Using Zopfli, pigz takes a whopping 14 minutes 25 seconds to complete the test. And while the compression ratio is better, the compressed file weights in at 104MB (as opposed to 109MB with the -9 flag). That’s still larger than the output from most of the multi-core tools with their fastest compression option.
pxz also has an extreme option which is triggered with the -e flag. Using the extreme option is designed to improve the compression ratio by using more CPU time. But compression ratio wasn’t improved in our tests. With the -9 flag, the tarball is 62MB. Yet, using the -e flag, the tarball was 65MB. We’ll need to run more tests to determine if this is just an anomaly.
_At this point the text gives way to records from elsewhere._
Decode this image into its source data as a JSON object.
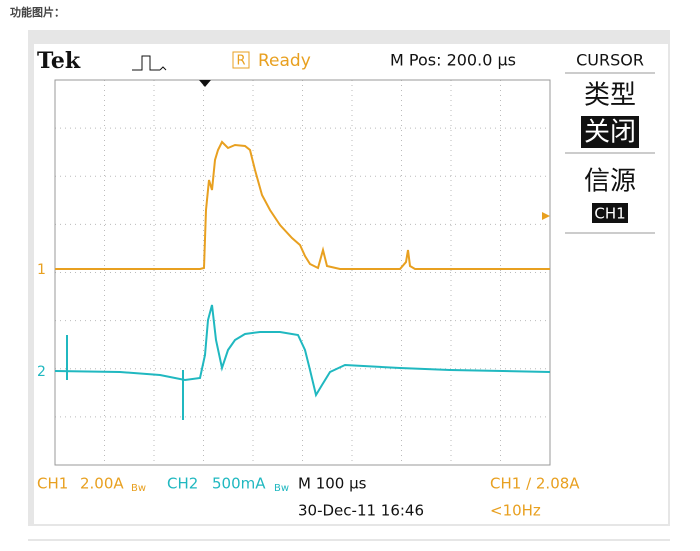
{
  "page_label": "功能图片：",
  "scope": {
    "brand": "Tek",
    "trigger_state": "Ready",
    "trigger_state_icon": "R",
    "position": "M Pos: 200.0 µs",
    "menu": {
      "title": "CURSOR",
      "items": [
        {
          "label": "类型",
          "value": "关闭"
        },
        {
          "label": "信源",
          "value": "CH1"
        }
      ]
    },
    "channel_markers": [
      "1",
      "2"
    ],
    "status": {
      "ch1_name": "CH1",
      "ch1_scale": "2.00A",
      "ch1_bw": "Bw",
      "ch2_name": "CH2",
      "ch2_scale": "500mA",
      "ch2_bw": "Bw",
      "timebase": "M 100 µs",
      "trigger": "CH1 ∕ 2.08A",
      "datetime": "30-Dec-11 16:46",
      "frequency": "<10Hz"
    }
  }
}
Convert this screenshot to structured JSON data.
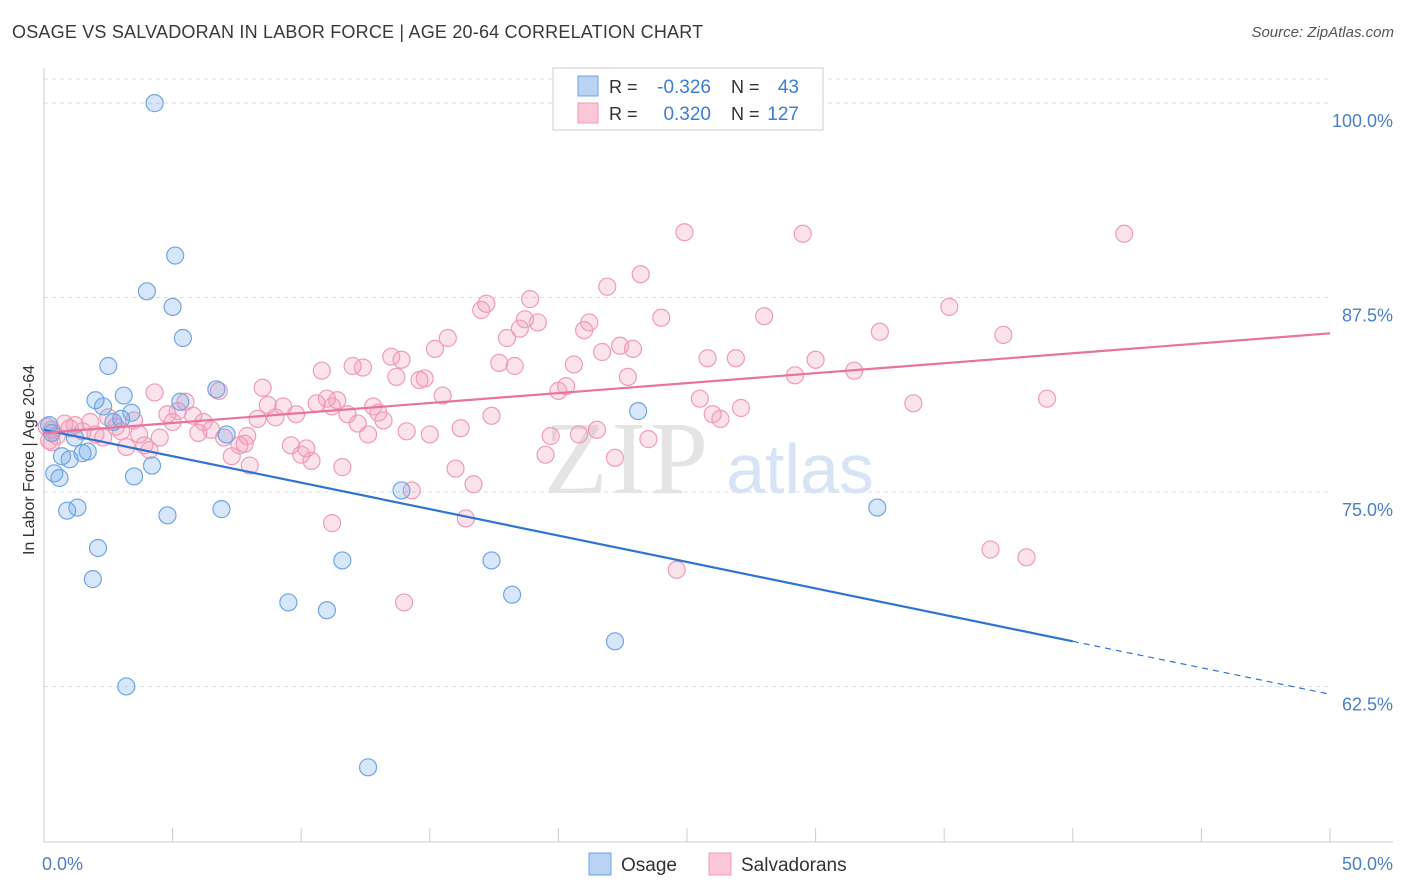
{
  "title": "OSAGE VS SALVADORAN IN LABOR FORCE | AGE 20-64 CORRELATION CHART",
  "source": "Source: ZipAtlas.com",
  "watermark": {
    "zip": "ZIP",
    "atlas": "atlas"
  },
  "colors": {
    "osage": "#6ea6e6",
    "osage_line": "#2f74d0",
    "salvadoran": "#f29ab8",
    "salvadoran_line": "#e8739c",
    "tick_label": "#4a7fc8"
  },
  "legend": {
    "r_label": "R =",
    "n_label": "N =",
    "rows": [
      {
        "r": "-0.326",
        "n": "43"
      },
      {
        "r": "0.320",
        "n": "127"
      }
    ]
  },
  "bottom_legend": [
    "Osage",
    "Salvadorans"
  ],
  "chart_data": {
    "type": "scatter",
    "title": "OSAGE VS SALVADORAN IN LABOR FORCE | AGE 20-64 CORRELATION CHART",
    "ylabel": "In Labor Force | Age 20-64",
    "xlim": [
      0,
      50
    ],
    "ylim": [
      52.5,
      102
    ],
    "x_tick_labels": [
      "0.0%",
      "50.0%"
    ],
    "y_ticks": [
      62.5,
      75.0,
      87.5,
      100.0
    ],
    "y_tick_labels": [
      "62.5%",
      "75.0%",
      "87.5%",
      "100.0%"
    ],
    "grid": true,
    "series": [
      {
        "name": "Osage",
        "trend": {
          "x0": 0,
          "y0": 79.0,
          "x1": 40,
          "y1": 65.4,
          "dash_to_x": 50,
          "dash_to_y": 62.0
        },
        "points": [
          [
            0.2,
            79.3
          ],
          [
            0.3,
            78.8
          ],
          [
            0.4,
            76.2
          ],
          [
            0.6,
            75.9
          ],
          [
            0.7,
            77.3
          ],
          [
            0.9,
            73.8
          ],
          [
            1.0,
            77.1
          ],
          [
            1.2,
            78.5
          ],
          [
            1.3,
            74.0
          ],
          [
            1.5,
            77.5
          ],
          [
            1.7,
            77.6
          ],
          [
            1.9,
            69.4
          ],
          [
            2.0,
            80.9
          ],
          [
            2.1,
            71.4
          ],
          [
            2.3,
            80.5
          ],
          [
            2.5,
            83.1
          ],
          [
            2.7,
            79.5
          ],
          [
            3.0,
            79.7
          ],
          [
            3.1,
            81.2
          ],
          [
            3.2,
            62.5
          ],
          [
            3.4,
            80.1
          ],
          [
            3.5,
            76.0
          ],
          [
            4.0,
            87.9
          ],
          [
            4.2,
            76.7
          ],
          [
            4.3,
            100.0
          ],
          [
            4.8,
            73.5
          ],
          [
            5.0,
            86.9
          ],
          [
            5.1,
            90.2
          ],
          [
            5.4,
            84.9
          ],
          [
            5.3,
            80.8
          ],
          [
            6.7,
            81.6
          ],
          [
            6.9,
            73.9
          ],
          [
            7.1,
            78.7
          ],
          [
            9.5,
            67.9
          ],
          [
            11.0,
            67.4
          ],
          [
            11.6,
            70.6
          ],
          [
            12.6,
            57.3
          ],
          [
            13.9,
            75.1
          ],
          [
            17.4,
            70.6
          ],
          [
            18.2,
            68.4
          ],
          [
            22.2,
            65.4
          ],
          [
            23.1,
            80.2
          ],
          [
            32.4,
            74.0
          ]
        ]
      },
      {
        "name": "Salvadorans",
        "trend": {
          "x0": 0,
          "y0": 78.8,
          "x1": 50,
          "y1": 85.2
        },
        "points": [
          [
            0.1,
            79.2
          ],
          [
            0.2,
            78.3
          ],
          [
            0.3,
            79.0
          ],
          [
            0.5,
            78.6
          ],
          [
            0.8,
            79.4
          ],
          [
            1.0,
            79.1
          ],
          [
            1.2,
            79.3
          ],
          [
            1.5,
            78.9
          ],
          [
            1.8,
            79.5
          ],
          [
            2.0,
            78.7
          ],
          [
            2.3,
            78.5
          ],
          [
            2.5,
            79.8
          ],
          [
            2.8,
            79.2
          ],
          [
            3.0,
            78.9
          ],
          [
            3.2,
            77.9
          ],
          [
            3.5,
            79.6
          ],
          [
            3.7,
            78.7
          ],
          [
            3.9,
            78.0
          ],
          [
            4.1,
            77.7
          ],
          [
            4.3,
            81.4
          ],
          [
            4.5,
            78.5
          ],
          [
            4.8,
            80.0
          ],
          [
            5.0,
            79.5
          ],
          [
            5.2,
            80.2
          ],
          [
            5.5,
            80.8
          ],
          [
            5.8,
            79.9
          ],
          [
            6.0,
            78.8
          ],
          [
            6.2,
            79.5
          ],
          [
            6.5,
            79.0
          ],
          [
            6.8,
            81.5
          ],
          [
            7.0,
            78.5
          ],
          [
            7.3,
            77.3
          ],
          [
            7.6,
            78.0
          ],
          [
            7.8,
            78.1
          ],
          [
            8.0,
            76.7
          ],
          [
            8.3,
            79.7
          ],
          [
            8.5,
            81.7
          ],
          [
            8.7,
            80.6
          ],
          [
            9.0,
            79.8
          ],
          [
            9.3,
            80.5
          ],
          [
            9.6,
            78.0
          ],
          [
            9.8,
            80.0
          ],
          [
            10.0,
            77.4
          ],
          [
            10.2,
            77.8
          ],
          [
            10.4,
            77.0
          ],
          [
            10.6,
            80.7
          ],
          [
            10.8,
            82.8
          ],
          [
            11.0,
            81.0
          ],
          [
            11.2,
            80.5
          ],
          [
            11.4,
            80.9
          ],
          [
            11.6,
            76.6
          ],
          [
            11.8,
            80.0
          ],
          [
            12.0,
            83.1
          ],
          [
            12.2,
            79.4
          ],
          [
            12.4,
            83.0
          ],
          [
            12.6,
            78.7
          ],
          [
            12.8,
            80.5
          ],
          [
            13.0,
            80.1
          ],
          [
            13.2,
            79.6
          ],
          [
            13.5,
            83.7
          ],
          [
            13.7,
            82.4
          ],
          [
            13.9,
            83.5
          ],
          [
            14.1,
            78.9
          ],
          [
            14.3,
            75.1
          ],
          [
            14.6,
            82.2
          ],
          [
            14.8,
            82.3
          ],
          [
            15.0,
            78.7
          ],
          [
            15.2,
            84.2
          ],
          [
            15.5,
            81.2
          ],
          [
            15.7,
            84.9
          ],
          [
            16.0,
            76.5
          ],
          [
            16.2,
            79.1
          ],
          [
            16.4,
            73.3
          ],
          [
            16.7,
            75.5
          ],
          [
            17.0,
            86.7
          ],
          [
            17.2,
            87.1
          ],
          [
            17.4,
            79.9
          ],
          [
            17.7,
            83.3
          ],
          [
            18.0,
            84.9
          ],
          [
            18.3,
            83.1
          ],
          [
            18.5,
            85.5
          ],
          [
            18.7,
            86.1
          ],
          [
            18.9,
            87.4
          ],
          [
            19.2,
            85.9
          ],
          [
            19.5,
            77.4
          ],
          [
            19.7,
            78.6
          ],
          [
            20.0,
            81.5
          ],
          [
            20.3,
            81.8
          ],
          [
            20.6,
            83.2
          ],
          [
            20.8,
            78.7
          ],
          [
            21.0,
            85.4
          ],
          [
            21.2,
            85.9
          ],
          [
            21.5,
            79.0
          ],
          [
            21.7,
            84.0
          ],
          [
            21.9,
            88.2
          ],
          [
            22.2,
            77.2
          ],
          [
            22.4,
            84.4
          ],
          [
            22.7,
            82.4
          ],
          [
            22.9,
            84.2
          ],
          [
            23.2,
            89.0
          ],
          [
            23.5,
            78.4
          ],
          [
            24.0,
            86.2
          ],
          [
            24.6,
            70.0
          ],
          [
            24.9,
            91.7
          ],
          [
            25.5,
            81.0
          ],
          [
            25.8,
            83.6
          ],
          [
            26.0,
            80.0
          ],
          [
            26.3,
            79.7
          ],
          [
            26.9,
            83.6
          ],
          [
            27.1,
            80.4
          ],
          [
            28.0,
            86.3
          ],
          [
            29.2,
            82.5
          ],
          [
            29.5,
            91.6
          ],
          [
            30.0,
            83.5
          ],
          [
            31.5,
            82.8
          ],
          [
            32.5,
            85.3
          ],
          [
            33.8,
            80.7
          ],
          [
            35.2,
            86.9
          ],
          [
            36.8,
            71.3
          ],
          [
            37.3,
            85.1
          ],
          [
            38.2,
            70.8
          ],
          [
            39.0,
            81.0
          ],
          [
            42.0,
            91.6
          ],
          [
            14.0,
            67.9
          ],
          [
            11.2,
            73.0
          ],
          [
            7.9,
            78.6
          ],
          [
            0.3,
            78.2
          ]
        ]
      }
    ]
  }
}
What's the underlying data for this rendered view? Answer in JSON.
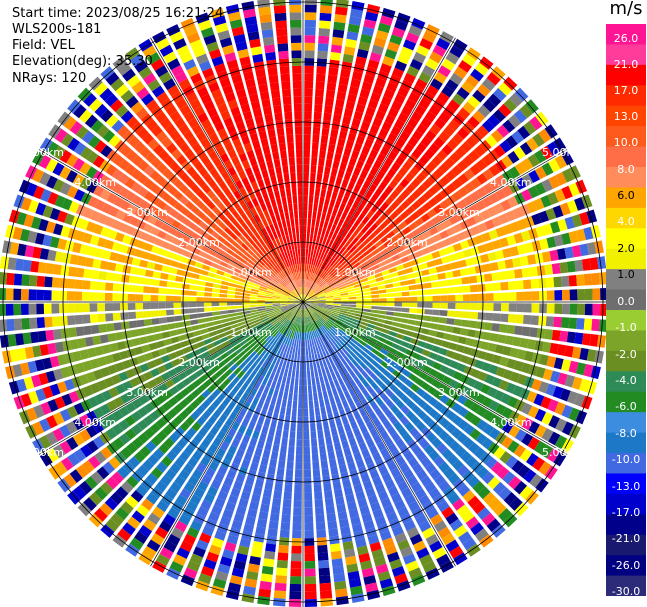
{
  "header": {
    "start_time": "Start time: 2023/08/25 16:21:24",
    "site": "WLS200s-181",
    "field": "Field: VEL",
    "elevation": "Elevation(deg): 35.30",
    "nrays": "NRays: 120"
  },
  "colorbar": {
    "unit": "m/s",
    "ticks": [
      "26.0",
      "21.0",
      "17.0",
      "13.0",
      "10.0",
      "8.0",
      "6.0",
      "4.0",
      "2.0",
      "1.0",
      "0.0",
      "-1.0",
      "-2.0",
      "-4.0",
      "-6.0",
      "-8.0",
      "-10.0",
      "-13.0",
      "-17.0",
      "-21.0",
      "-26.0",
      "-30.0"
    ],
    "colors": [
      "#ff1493",
      "#ff3c9a",
      "#ff0000",
      "#ff2a00",
      "#ff4500",
      "#ff5a1e",
      "#ff6e46",
      "#ff8c5a",
      "#ffa500",
      "#ffd700",
      "#ffff00",
      "#f0f000",
      "#808080",
      "#6e6e6e",
      "#9acd32",
      "#7ba428",
      "#6b8e23",
      "#2e8b57",
      "#228b22",
      "#3c8ce0",
      "#1e78c8",
      "#4169e1",
      "#0000ff",
      "#0000cd",
      "#00008b",
      "#191970",
      "#000080",
      "#2b2b7a"
    ]
  },
  "chart_data": {
    "type": "heatmap",
    "subtype": "radar-ppi",
    "field": "VEL",
    "unit": "m/s",
    "nrays": 120,
    "range_rings_km": [
      1.0,
      2.0,
      3.0,
      4.0,
      5.0
    ],
    "ring_labels": [
      "1.00km",
      "2.00km",
      "3.00km",
      "4.00km",
      "5.00km"
    ],
    "colorbar_ticks": [
      26.0,
      21.0,
      17.0,
      13.0,
      10.0,
      8.0,
      6.0,
      4.0,
      2.0,
      1.0,
      0.0,
      -1.0,
      -2.0,
      -4.0,
      -6.0,
      -8.0,
      -10.0,
      -13.0,
      -17.0,
      -21.0,
      -26.0,
      -30.0
    ],
    "pattern": "Radial velocity field: orange/red (positive, ~8 to 17 m/s) toward north, yellow band (~2 m/s) near east-west axis north side, grey (~0 m/s) along east-west, green (-2 to -6 m/s) south, blue (-8 to -13 m/s) far south; outer ranges noisy"
  }
}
Methodology used for the tests
We took a 537MB tarball of a popular source package. The tarball was copied to RAM (/dev/shm), and the tests ran in RAM on a quad-core CPU without hyper-threading (Core i5-2500K), with no X server running, and under negligible load.
Each test was run three times with the latest version (at the time of writing) of each multi-core compression tool. The average results are recorded in the charts above. The tests show the relative difference between the multi-core compression tools. They are for indicative purposes only.
Long Range Zip (Lrzip)
Lrzip uses an extended version of rzip, which does a first pass long distance redundancy reduction. It uniquely offers a good range of compression methods:
- LZMA (the default algorithm) – this is the Lempel–Ziv–Markov chain algorithm.
- ZPAQ – designed for user-level backups.
- LZO – Lempel–Ziv–Oberhume.
- gzip – based on the DEFLATE algorithm, which is a combination of LZ77 and Huffman coding.
- bzip2 – compression program that uses the Burrows–Wheeler algorithm.
When it comes to the size of the compressed tarball, zpaq offers the best compression.
Methodology used for the tests
We took a 537MB tarball of a popular source package. The tarball was copied to RAM (/dev/shm), and the tests ran in RAM on a quad-core CPU without hyper-threading (Core i5-2500K), with no X server running, and under negligible load.
Each test was run three times with the latest version (at the time of writing) of each multi-core compression tool. The average results are recorded in the charts above. The tests show the relative difference between the multi-core compression tools. They are for indicative purposes only.